At first glance, Elly Katunguka doesn’t look his 57 years. Oh, and something else; he has been at Makerere University for 33 years.
“I have been there [Makerere] for over 33 years; 18 spent in administrative roles, both as a dean and now director, member of council, and senate for more than 20 years.”
And he adds that he has seen a decline in service delivery over the years. Although he has previously attempted to become vice chancellor, the veterinary doctor with a PhD from Glasgow came into the spotlight in January when he wrote a dossier questioning the academic qualifications of the acting vice chancellor, Prof Venansius Baryamureeba, the man he hopes to unseat. He is quick to point out that the dossier has nothing to do with the race for vice chancellor.
“I am leading a movement of people who want to clean up the university. Many people cannot talk, they look to us to speak for them,” he says.
Katunguka says that having noted the problems in 2007, the university authorities embarked on some reforms. But in some cases, like the introduction of the college system, the reforms were rushed, according to Katunguka.

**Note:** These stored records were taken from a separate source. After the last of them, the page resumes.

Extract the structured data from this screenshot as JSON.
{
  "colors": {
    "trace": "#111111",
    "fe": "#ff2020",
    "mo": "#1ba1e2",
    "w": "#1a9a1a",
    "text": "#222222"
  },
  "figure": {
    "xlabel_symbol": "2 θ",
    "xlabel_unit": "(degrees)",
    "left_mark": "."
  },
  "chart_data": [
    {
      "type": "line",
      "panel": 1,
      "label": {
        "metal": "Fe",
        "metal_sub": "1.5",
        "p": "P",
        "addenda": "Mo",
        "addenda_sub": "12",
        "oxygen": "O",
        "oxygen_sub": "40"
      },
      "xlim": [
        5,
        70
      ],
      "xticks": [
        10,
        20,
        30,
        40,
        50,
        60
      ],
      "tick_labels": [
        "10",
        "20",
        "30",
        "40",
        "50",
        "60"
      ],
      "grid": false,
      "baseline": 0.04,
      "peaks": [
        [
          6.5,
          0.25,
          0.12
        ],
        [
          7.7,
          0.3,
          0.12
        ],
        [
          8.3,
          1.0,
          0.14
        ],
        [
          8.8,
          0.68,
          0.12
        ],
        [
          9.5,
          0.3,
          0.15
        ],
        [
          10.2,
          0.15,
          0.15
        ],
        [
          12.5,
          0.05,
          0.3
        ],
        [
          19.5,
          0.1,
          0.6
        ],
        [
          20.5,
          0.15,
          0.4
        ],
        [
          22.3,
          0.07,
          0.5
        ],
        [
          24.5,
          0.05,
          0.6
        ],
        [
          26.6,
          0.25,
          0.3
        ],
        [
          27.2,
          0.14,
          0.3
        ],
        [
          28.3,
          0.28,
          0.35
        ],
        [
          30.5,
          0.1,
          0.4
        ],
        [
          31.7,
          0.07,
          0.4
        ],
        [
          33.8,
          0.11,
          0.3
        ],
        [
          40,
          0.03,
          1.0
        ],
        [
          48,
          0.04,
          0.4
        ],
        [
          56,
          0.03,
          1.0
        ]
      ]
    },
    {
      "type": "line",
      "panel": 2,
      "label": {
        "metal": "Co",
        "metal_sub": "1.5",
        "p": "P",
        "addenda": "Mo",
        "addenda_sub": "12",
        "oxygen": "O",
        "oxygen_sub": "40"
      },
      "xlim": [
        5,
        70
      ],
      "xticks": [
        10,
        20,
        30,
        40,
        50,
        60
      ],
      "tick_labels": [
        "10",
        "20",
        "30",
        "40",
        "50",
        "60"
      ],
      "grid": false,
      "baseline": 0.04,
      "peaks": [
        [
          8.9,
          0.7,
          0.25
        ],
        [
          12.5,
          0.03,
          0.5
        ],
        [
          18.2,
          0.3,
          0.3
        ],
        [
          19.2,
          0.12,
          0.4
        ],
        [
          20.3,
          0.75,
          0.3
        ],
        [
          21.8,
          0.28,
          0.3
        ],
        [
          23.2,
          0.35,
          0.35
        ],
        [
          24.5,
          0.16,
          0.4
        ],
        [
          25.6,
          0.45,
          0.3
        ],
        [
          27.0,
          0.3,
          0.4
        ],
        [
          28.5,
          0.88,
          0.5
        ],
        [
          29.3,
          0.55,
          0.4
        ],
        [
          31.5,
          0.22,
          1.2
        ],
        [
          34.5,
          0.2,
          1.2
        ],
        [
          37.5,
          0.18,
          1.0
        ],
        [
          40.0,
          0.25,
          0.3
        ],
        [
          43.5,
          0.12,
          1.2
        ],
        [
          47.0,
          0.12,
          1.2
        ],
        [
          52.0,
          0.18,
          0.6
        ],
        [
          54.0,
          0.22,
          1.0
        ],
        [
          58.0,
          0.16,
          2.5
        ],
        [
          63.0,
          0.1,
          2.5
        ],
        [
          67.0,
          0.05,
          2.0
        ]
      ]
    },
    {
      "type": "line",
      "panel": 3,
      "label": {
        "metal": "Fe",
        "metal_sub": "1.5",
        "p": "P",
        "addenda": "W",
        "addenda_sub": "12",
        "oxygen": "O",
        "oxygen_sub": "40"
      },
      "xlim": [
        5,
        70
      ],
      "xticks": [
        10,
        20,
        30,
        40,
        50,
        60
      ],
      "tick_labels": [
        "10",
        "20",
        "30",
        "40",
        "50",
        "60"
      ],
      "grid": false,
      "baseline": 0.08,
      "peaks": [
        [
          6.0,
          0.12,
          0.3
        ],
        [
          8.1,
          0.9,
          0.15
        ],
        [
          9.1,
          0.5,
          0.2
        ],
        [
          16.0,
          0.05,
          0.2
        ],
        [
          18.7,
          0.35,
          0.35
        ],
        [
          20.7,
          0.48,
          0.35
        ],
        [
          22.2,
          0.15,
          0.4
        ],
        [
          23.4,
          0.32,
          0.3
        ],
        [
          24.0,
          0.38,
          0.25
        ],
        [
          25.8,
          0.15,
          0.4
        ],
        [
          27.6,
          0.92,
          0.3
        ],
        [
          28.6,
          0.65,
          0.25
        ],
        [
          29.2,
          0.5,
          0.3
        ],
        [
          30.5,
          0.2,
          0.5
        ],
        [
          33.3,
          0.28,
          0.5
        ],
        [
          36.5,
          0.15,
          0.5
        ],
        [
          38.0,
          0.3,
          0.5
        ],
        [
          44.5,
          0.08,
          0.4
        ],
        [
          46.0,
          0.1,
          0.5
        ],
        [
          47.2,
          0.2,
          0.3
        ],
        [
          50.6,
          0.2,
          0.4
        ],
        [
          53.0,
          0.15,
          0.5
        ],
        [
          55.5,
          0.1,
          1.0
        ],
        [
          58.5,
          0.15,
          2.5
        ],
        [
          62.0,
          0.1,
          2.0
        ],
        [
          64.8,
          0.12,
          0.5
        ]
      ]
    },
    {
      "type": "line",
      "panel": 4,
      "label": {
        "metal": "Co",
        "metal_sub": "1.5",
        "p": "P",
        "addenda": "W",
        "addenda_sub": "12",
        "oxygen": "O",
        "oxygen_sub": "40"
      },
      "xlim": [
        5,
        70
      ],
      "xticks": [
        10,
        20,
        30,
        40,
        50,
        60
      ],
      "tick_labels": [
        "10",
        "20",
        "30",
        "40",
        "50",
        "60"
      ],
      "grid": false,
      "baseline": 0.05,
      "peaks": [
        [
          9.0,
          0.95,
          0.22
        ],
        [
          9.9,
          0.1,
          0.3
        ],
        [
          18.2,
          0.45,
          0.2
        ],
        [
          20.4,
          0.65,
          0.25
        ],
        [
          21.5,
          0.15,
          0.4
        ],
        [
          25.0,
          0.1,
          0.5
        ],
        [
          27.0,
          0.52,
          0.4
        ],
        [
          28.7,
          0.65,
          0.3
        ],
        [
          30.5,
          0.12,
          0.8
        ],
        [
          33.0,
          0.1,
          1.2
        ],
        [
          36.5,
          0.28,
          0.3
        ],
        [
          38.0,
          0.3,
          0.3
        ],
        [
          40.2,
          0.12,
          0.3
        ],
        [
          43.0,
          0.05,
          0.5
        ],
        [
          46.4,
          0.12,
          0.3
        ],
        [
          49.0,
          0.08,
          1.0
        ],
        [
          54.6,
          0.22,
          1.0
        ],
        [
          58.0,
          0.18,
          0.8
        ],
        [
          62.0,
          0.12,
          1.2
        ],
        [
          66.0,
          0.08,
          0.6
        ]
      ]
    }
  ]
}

“Colleges have been formed before people are made to understand the basic administrative issues. You cannot have constituent colleges on campus. They should have been campus colleges; a constituent college should be away from campus with its own administrative structure, capacity to raise funds,” he says.
Katunguka adds that the colleges have caused problems because they aren’t autonomous.
“The original thinking was semi-autonomous. We have over centralisation of funds. The college system is causing more problems,” he argues.
Financial management, Katunguka says, has been a perennial problem at the university, and it is for that matter that reforms in that area were also floated.
“That hasn’t happened. We have complaints where students pay fees and their money isn’t transferred to the faculties. There is no system to track that money. I don’t think the university knows how much money is collected in fees,” he says.
The focus, Katunguka adds, is to make sure that the university puts the money in areas that are crucial. Other areas that require urgent reform in Katunguka’s opinion are research and research management. He wants more streamlined ways through which members of staff can access and account for research money and the time it takes to get it.
Katunguka believes it is through research that Makerere can earn more income. Luckily, he says, President Museveni has come in to support research in health, veterinary science, food science and innovation, among others.
“There is not enough money going into research and laboratories. Most of the money is going into administration,” he complains.
Katunguka and Dr Tanga Odoi are two figures who have championed criticism of the university administration in the press in the recent past. But Katunguka sees nothing wrong in that.
“Accountability is dying out. Makerere must be accountable to the people it leads; the academic staff, the students and the general public. But when you have administrators who think they are untouchable, that is the beginning of conflict,” he says. “I support a strong MUASA (Makerere University Academic Staff Association). When you fail to account, that is the start of conflict.”
Having identified the problems, where does he think the solutions lie?
“You cannot administer Makerere alone. You must create a good team at the top, at the colleges with the principals, and deans at school level. Everybody makes a contribution. You must provide incentives for people to teach. Makerere is the only university that still uses chalk to teach,” he points out.
With the university overwhelmed by the number of students, Katunguka says it is about time it embraced the use of ICT not only in teaching but administration too.
“We are concerned, but if you use ICT, these numbers can be handled. We can start looking at a way of students accessing their lecture notes in labs,” he says. “There is no infrastructure to handle the large numbers.”
Whilst ICT might be the solution to the large numbers in classes, Katunguka believes the solution to the halls of residence is privatization, a radical view that has been resisted over the years. He insists the university has no business providing beans and soup to students.
As our interview comes to an end, Katunguka earnestly notes: “We are trying to clean up the university. It’s a big movement, it’s not only Katunguka.”
He added: “We have a very good strategic plan; if we put it in place together with the reforms, Makerere will be the best. What we need is a clear management at the top.”
Last word: “Let the winner take the job.”
So how does he rate other contestants?
Baryamureeba: “He has no strength because everybody is questioning his qualifications. He has lost the moral [authority] to seek or even continue to serve.”
Prof Edward Kirumira: “He is young and inexperienced and I think he doesn’t have what it takes to command respect. One needs to rise to that level to administer at Makerere.”
Prof Augustine Nuwagaba: “He was promoted to associate professor recently. In my view he is young, has no experience, never been a dean, or head of department, and he has had very little time at Makerere. He is totally inexperienced and cannot manage a university.”
Prof Sentamu Ddumba: “He has a few issues in his college. There are questions on his qualifications and his capacity to manage money. He doesn’t have the stamina and the courage to run the university the way it should be. His administration style is also strange. Many people have left because they cannot stand his style of administration.”